Não é fácil, pois, destacar que banda ou que artista em particular merece levar para casa o galardão de "melhor da década". Este tipo de escolhas são sempre relativas, embora vá sendo possível chegar a um consenso mínimo quanto a um grupo muito restrito de potenciais candidatos. No entanto, a britânica Uncut chegou-se à frente e, na sua edição de Novembro, arrisca o nome de quem no seu entender é o "melhor da década". Pomposamente, a resposta sai pronta e sem ambiguidades: o homem da década musical é Jack White, a mente genial por detrás dos The White Stripes e, mais recentemente, dos The Racounteurs e dos The Dead Weather.
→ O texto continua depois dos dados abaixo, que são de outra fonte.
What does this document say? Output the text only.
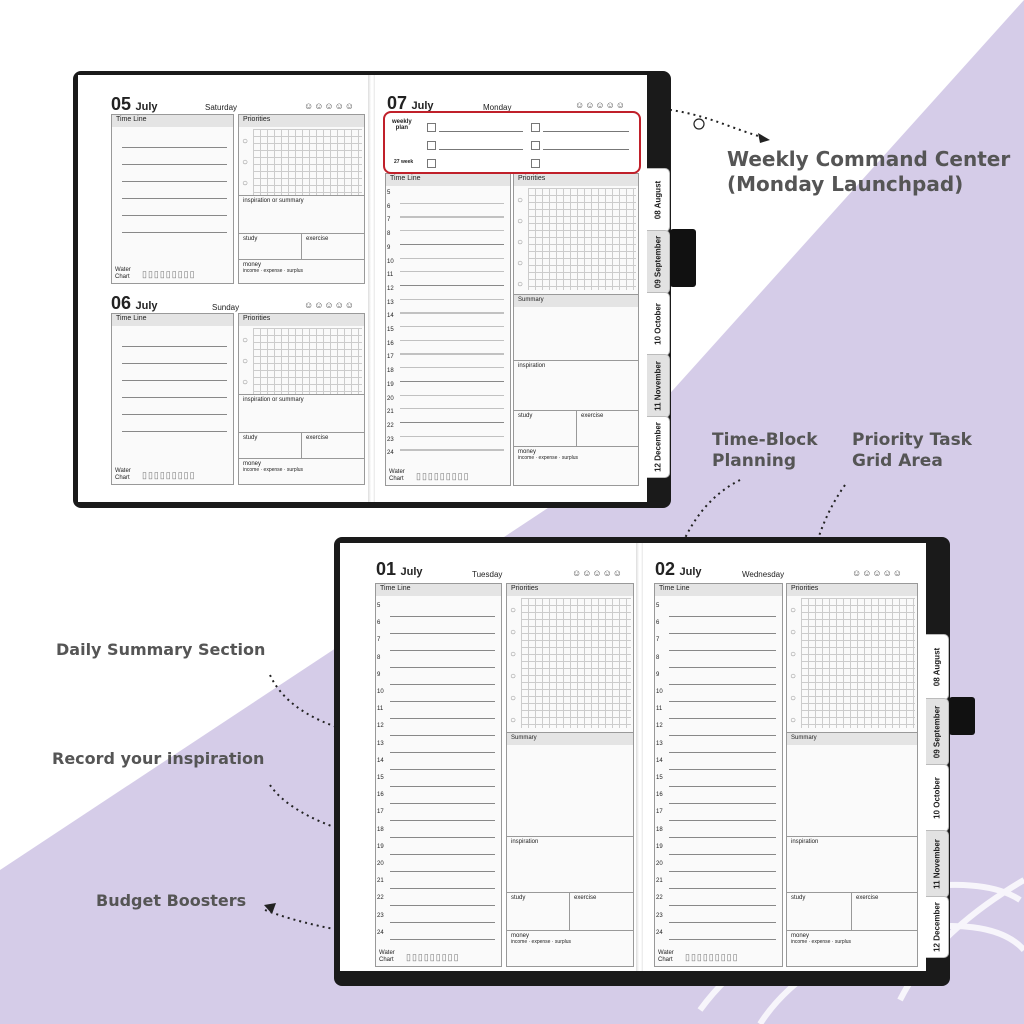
Weekly Command Center
(Monday Launchpad)
Time-Block
Planning
Priority Task
Grid Area
Daily Summary Section
Record your inspiration
Budget Boosters
05 July	Saturday	☺☺☺☺☺
Time Line
Water
Chart ▯▯▯▯▯▯▯▯▯
Priorities
○
○
○
inspiration or summary
study	exercise
money
income · expense · surplus
06 July	Sunday	☺☺☺☺☺
Time Line
Water
Chart ▯▯▯▯▯▯▯▯▯
Priorities
○
○
○
inspiration or summary
study	exercise
money
income · expense · surplus
07 July	Monday	☺☺☺☺☺
weekly
plan
27 week
Time Line
5
6
7
8
9
10
11
12
13
14
15
16
17
18
19
20
21
22
23
24
Water
Chart ▯▯▯▯▯▯▯▯▯
Priorities
○
○
○
○
○
Summary
inspiration
study	exercise
money
income · expense · surplus
08 August
09 September
10 October
11 November
12 December
01 July	Tuesday	☺☺☺☺☺
Time Line
5
6
7
8
9
10
11
12
13
14
15
16
17
18
19
20
21
22
23
24
Water
Chart ▯▯▯▯▯▯▯▯▯
Priorities
○
○
○
○
○
○
Summary
inspiration
study	exercise
money
income · expense · surplus
02 July	Wednesday	☺☺☺☺☺
Time Line
5
6
7
8
9
10
11
12
13
14
15
16
17
18
19
20
21
22
23
24
Water
Chart ▯▯▯▯▯▯▯▯▯
Priorities
○
○
○
○
○
○
Summary
inspiration
study	exercise
money
income · expense · surplus
08 August
09 September
10 October
11 November
12 December
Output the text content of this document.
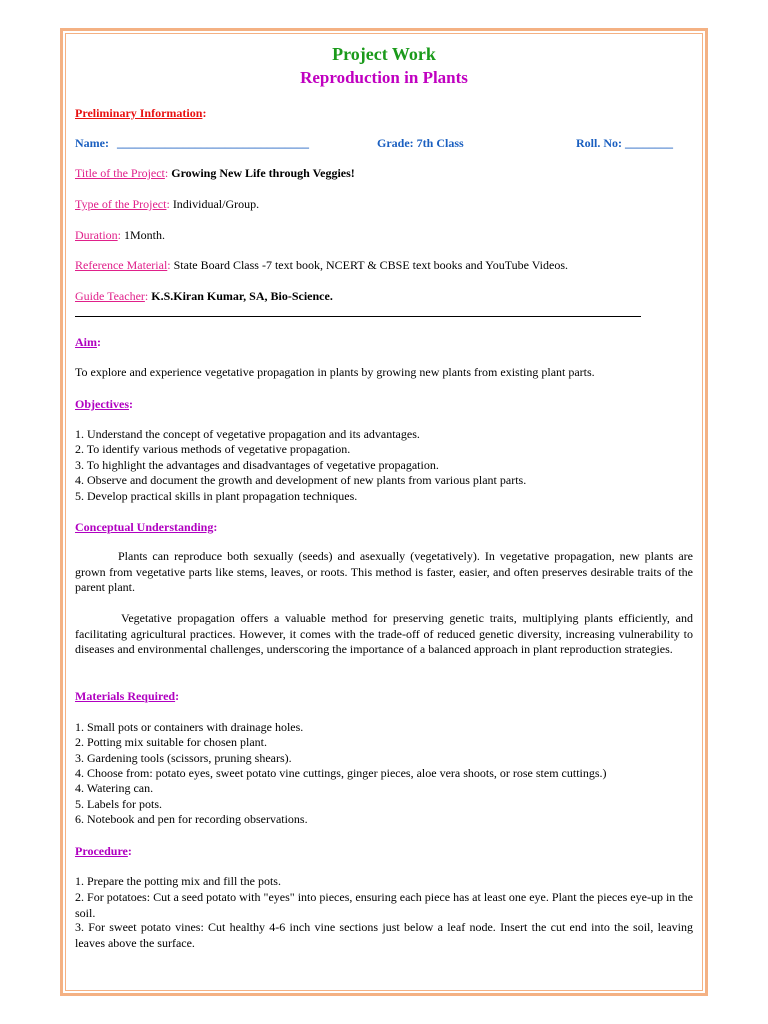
Project Work
Reproduction in Plants
Preliminary Information:
Name: ________________________________	Grade: 7th Class	Roll. No: ________
Title of the Project: Growing New Life through Veggies!
Type of the Project: Individual/Group.
Duration: 1Month.
Reference Material: State Board Class -7 text book, NCERT & CBSE text books and YouTube Videos.
Guide Teacher: K.S.Kiran Kumar, SA, Bio-Science.
Aim:
To explore and experience vegetative propagation in plants by growing new plants from existing plant parts.
Objectives:
1. Understand the concept of vegetative propagation and its advantages.
2. To identify various methods of vegetative propagation.
3. To highlight the advantages and disadvantages of vegetative propagation.
4. Observe and document the growth and development of new plants from various plant parts.
5. Develop practical skills in plant propagation techniques.
Conceptual Understanding:
Plants can reproduce both sexually (seeds) and asexually (vegetatively). In vegetative propagation, new plants are grown from vegetative parts like stems, leaves, or roots. This method is faster, easier, and often preserves desirable traits of the parent plant.
Vegetative propagation offers a valuable method for preserving genetic traits, multiplying plants efficiently, and facilitating agricultural practices. However, it comes with the trade-off of reduced genetic diversity, increasing vulnerability to diseases and environmental challenges, underscoring the importance of a balanced approach in plant reproduction strategies.
Materials Required:
1. Small pots or containers with drainage holes.
2. Potting mix suitable for chosen plant.
3. Gardening tools (scissors, pruning shears).
4. Choose from: potato eyes, sweet potato vine cuttings, ginger pieces, aloe vera shoots, or rose stem cuttings.)
4. Watering can.
5. Labels for pots.
6. Notebook and pen for recording observations.
Procedure:
1. Prepare the potting mix and fill the pots.
2. For potatoes: Cut a seed potato with "eyes" into pieces, ensuring each piece has at least one eye. Plant the pieces eye-up in the soil.
3. For sweet potato vines: Cut healthy 4-6 inch vine sections just below a leaf node. Insert the cut end into the soil, leaving leaves above the surface.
Nenhum outro músico marcou mais a década. Não há álbum em que White esteja metido que não figure em tudo quanto é tabela dos melhores. Ninguém como ele conseguiu dar à luz tanto clássico instantâneo como ele nos últimos tempos, fruto de uma devoção cega ao blues, tão bem transportado para o poeirento rock de garagem de Detroit. White é o último símbolo da pureza do rock, e a distinção não poderia estar melhor entregue.